Als das Urteil fällt, geht ein Raunen durch den Gerichtssaal. Dutzende Aktivisten aus der linken Szene lassen ihrem Unmut freien Lauf, nachdem das Amtsgericht im nordrhein-westfälischen Kerpen die Aktivistin „Eule“ am Montag zu neun Monaten Jugendstrafe ohne Bewährung verurteilt.

Die Angeklagte, die von der Polizei seit ihrer Verhaftung als „UP8“ (unbekannte Person 8) geführt wird, war am 26. September 2018 die letzte Aktivistin, die bei der Räumung des Hambacher Forsts von der Polizei vom Baum geholt wurde. Die Aktivisten protestierten gegen die Abholzung für den Braunkohleabbau. Bis heute ist die Identität der Angeklagten ungeklärt, die Frau verweigert jede Aussage – und blieb bis zur Verhandlung vier Monate lang in Untersuchungshaft.

„Eule“ zeigt sich unkooperativ – schon im Hambacher Forst

Auch zuvor zeigte sich „Eule“, wie sie in der Szene genannt wird, unkooperativ. Als zwei SEK-Beamte sie aus der Hängematte im Hambacher Forst befördern wollen, wehrt sie sich, berichten die Einsatzkräfte am Montag vor Gericht. So zeigen es auch Videoaufnahmen.

Auch am Boden blieb sie aggressiv, verfehlte mit ihren Stiefeln nur knapp das Gesicht einer Polizistin. So steht es in der Anklage, die Staatsanwältin Julia Göbbels am ersten Verhandlungstag vor 14 Tagen vorgetragen hatte. Und so berichten es im Prozess fünf Polizisten.

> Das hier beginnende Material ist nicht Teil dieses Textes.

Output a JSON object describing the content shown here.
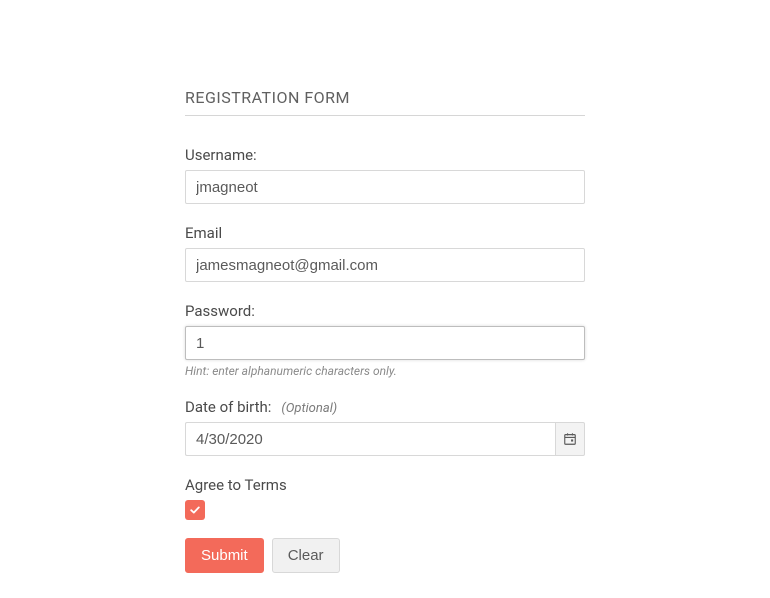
{
  "form": {
    "title": "REGISTRATION FORM",
    "username": {
      "label": "Username:",
      "value": "jmagneot"
    },
    "email": {
      "label": "Email",
      "value": "jamesmagneot@gmail.com"
    },
    "password": {
      "label": "Password:",
      "value": "1",
      "hint": "Hint: enter alphanumeric characters only."
    },
    "dob": {
      "label": "Date of birth:",
      "optional_text": "(Optional)",
      "value": "4/30/2020"
    },
    "terms": {
      "label": "Agree to Terms",
      "checked": true
    },
    "buttons": {
      "submit": "Submit",
      "clear": "Clear"
    }
  }
}
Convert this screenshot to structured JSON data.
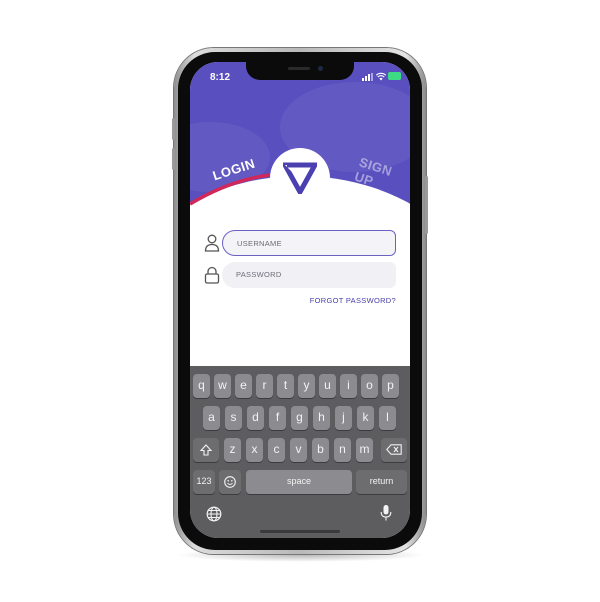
{
  "status_bar": {
    "time": "8:12"
  },
  "tabs": {
    "login": "LOGIN",
    "signup": "SIGN UP"
  },
  "form": {
    "username_placeholder": "USERNAME",
    "password_placeholder": "PASSWORD",
    "forgot_password": "FORGOT PASSWORD?"
  },
  "keyboard": {
    "row1": [
      "q",
      "w",
      "e",
      "r",
      "t",
      "y",
      "u",
      "i",
      "o",
      "p"
    ],
    "row2": [
      "a",
      "s",
      "d",
      "f",
      "g",
      "h",
      "j",
      "k",
      "l"
    ],
    "row3": [
      "z",
      "x",
      "c",
      "v",
      "b",
      "n",
      "m"
    ],
    "numbers_key": "123",
    "space_key": "space",
    "return_key": "return"
  },
  "colors": {
    "brand_purple": "#5a4fbf",
    "accent_pink": "#d0285a",
    "link_purple": "#4a40a8"
  },
  "icons": [
    "user-icon",
    "lock-icon",
    "shift-icon",
    "backspace-icon",
    "emoji-icon",
    "globe-icon",
    "microphone-icon",
    "logo-icon"
  ]
}
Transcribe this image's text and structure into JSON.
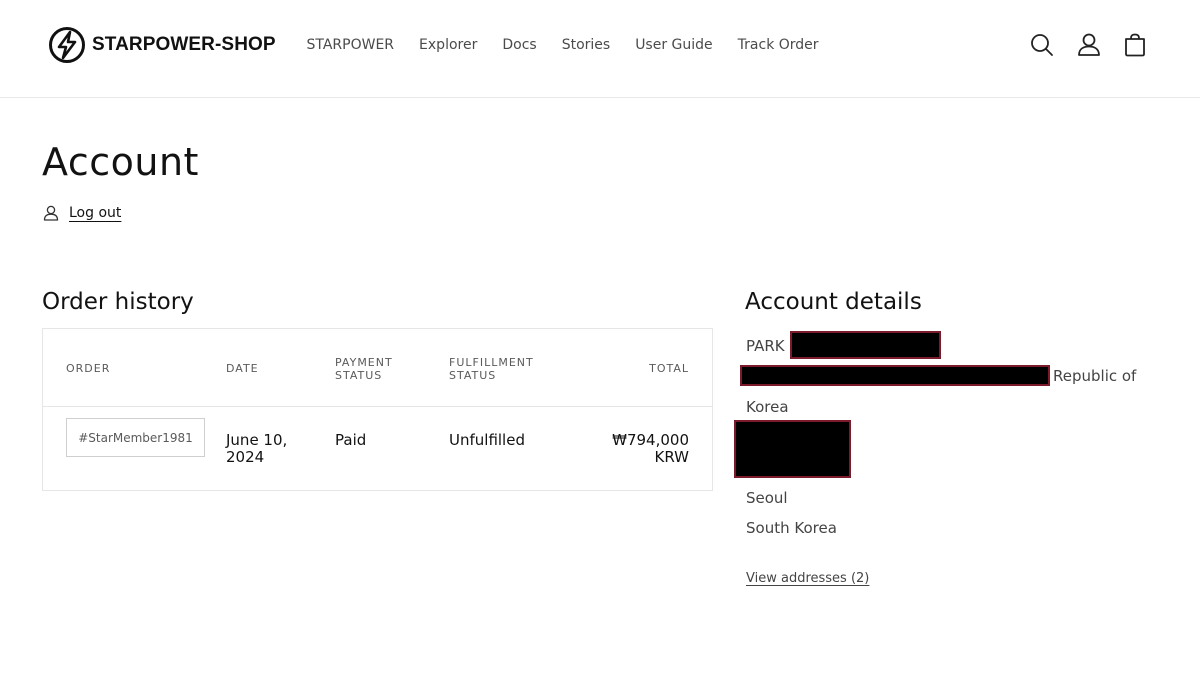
{
  "header": {
    "brand": "STARPOWER-SHOP",
    "nav": [
      {
        "label": "STARPOWER"
      },
      {
        "label": "Explorer"
      },
      {
        "label": "Docs"
      },
      {
        "label": "Stories"
      },
      {
        "label": "User Guide"
      },
      {
        "label": "Track Order"
      }
    ],
    "icons": [
      "search-icon",
      "account-icon",
      "cart-icon"
    ]
  },
  "page": {
    "title": "Account",
    "logout_label": "Log out"
  },
  "order_history": {
    "title": "Order history",
    "columns": {
      "order": "ORDER",
      "date": "DATE",
      "payment_1": "PAYMENT",
      "payment_2": "STATUS",
      "fulfillment_1": "FULFILLMENT",
      "fulfillment_2": "STATUS",
      "total": "TOTAL"
    },
    "rows": [
      {
        "order": "#StarMember1981",
        "date_1": "June 10,",
        "date_2": "2024",
        "payment": "Paid",
        "fulfillment": "Unfulfilled",
        "total_1": "₩794,000",
        "total_2": "KRW"
      }
    ]
  },
  "account_details": {
    "title": "Account details",
    "name_prefix": "PARK",
    "country_line_1": "Republic of",
    "country_line_2": "Korea",
    "city": "Seoul",
    "country": "South Korea",
    "view_addresses": "View addresses (2)"
  }
}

Der Verteidiger von „Eule“, der Kölner Rechtsanwalt Christian Mertens, stellt die Situation vor Gericht so dar: Sie habe sich in einer Hängematte und nicht in einem Baumhaus befunden, die Beamten hätten nur die Baumhäuser rechtmäßig räumen dürfen. Zudem sei hinter dem Tritt keine Absicht nachweisbar.

„Hambi“-Aktivistin wegen Widerstandes gegen Polizeibeamte und Körperverletzung verurteilt

Wegen Widerstandes gegen Polizeibeamte, versuchter gefährlicher Körperverletzung und einfacher Körperverletzung wurde die jungen Frau verurteilt, die nach ärztlichen Untersuchungen auf mindestens 18, aber höchstens 21 Jahre geschätzt wird. Auch eine Jugendgerichtshelferin hält sie aufgrund eines Gesprächs in der Haftanstalt für 18, vielleicht 19 Jahre. Es sei „jugendtypisches Verhalten“ bei ihr festzustellen, keine erwachsene Haltung. „Der Hambacher Forst scheint für sie ein großes Abenteuer gewesen zu sein“, sagt die Jugendgerichtshelferin. Ein Abenteuer mit strafrechtlichen Konsequenzen. „Eule“, die in dreckiger Jogginghose und halbrasiertem Schädel mit Kapuzenjacke erschien, grinst nach der Urteilsverkündung.